Q: How large is Murtaugh Lake, what is its tributary and what is the water used for? A: Murtaugh Lake was originally called Dry Creek Reservoir. “Murtaugh Lake is roughly 700 surface acres, and the average depth when full is roughly 10 feet. So the storage capacity is roughly 7,000 acre feet,” said former Twin Falls Canal Company General Manager Brian Olmstead.



“Historically two creeks ran through what is now Murtaugh Lake on their way to the Snake River. Dry Creek is an intermittent stream that originates in the South Hills a few miles north of Bostetter Guard Station, and Cottonwood Creek is a small perennial stream.” “Prior to 1900, both streams entered the Snake River just east of the present town of Murtaugh,” Olmstead said.
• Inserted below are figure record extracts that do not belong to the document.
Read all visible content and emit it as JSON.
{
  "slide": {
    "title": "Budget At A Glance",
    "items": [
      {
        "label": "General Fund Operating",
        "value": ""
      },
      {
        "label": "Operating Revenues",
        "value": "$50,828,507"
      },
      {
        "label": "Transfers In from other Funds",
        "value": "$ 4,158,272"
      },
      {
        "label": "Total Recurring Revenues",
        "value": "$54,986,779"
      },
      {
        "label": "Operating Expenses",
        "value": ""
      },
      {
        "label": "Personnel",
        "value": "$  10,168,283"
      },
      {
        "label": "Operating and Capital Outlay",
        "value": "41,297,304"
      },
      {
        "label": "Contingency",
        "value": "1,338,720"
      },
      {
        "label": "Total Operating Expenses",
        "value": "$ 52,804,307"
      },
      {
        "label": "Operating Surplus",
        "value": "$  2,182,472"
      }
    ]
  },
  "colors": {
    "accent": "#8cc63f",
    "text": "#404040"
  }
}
In the early 1900s when the Twin Falls Canal System was built, they decided to make a large dike across this intermittent channel and used the resulting Murtaugh Lake as a re-regulating reservoir for the Twin Falls system. At the time, Milner Dam was the only significant dam on the Upper Snake River, so flows were highly variable at Milner and a “buffering” reservoir was desirable for canal management purposes. Olmstead said present-day Cottonwood Creek was long ago diverted for irrigation purposes, so i.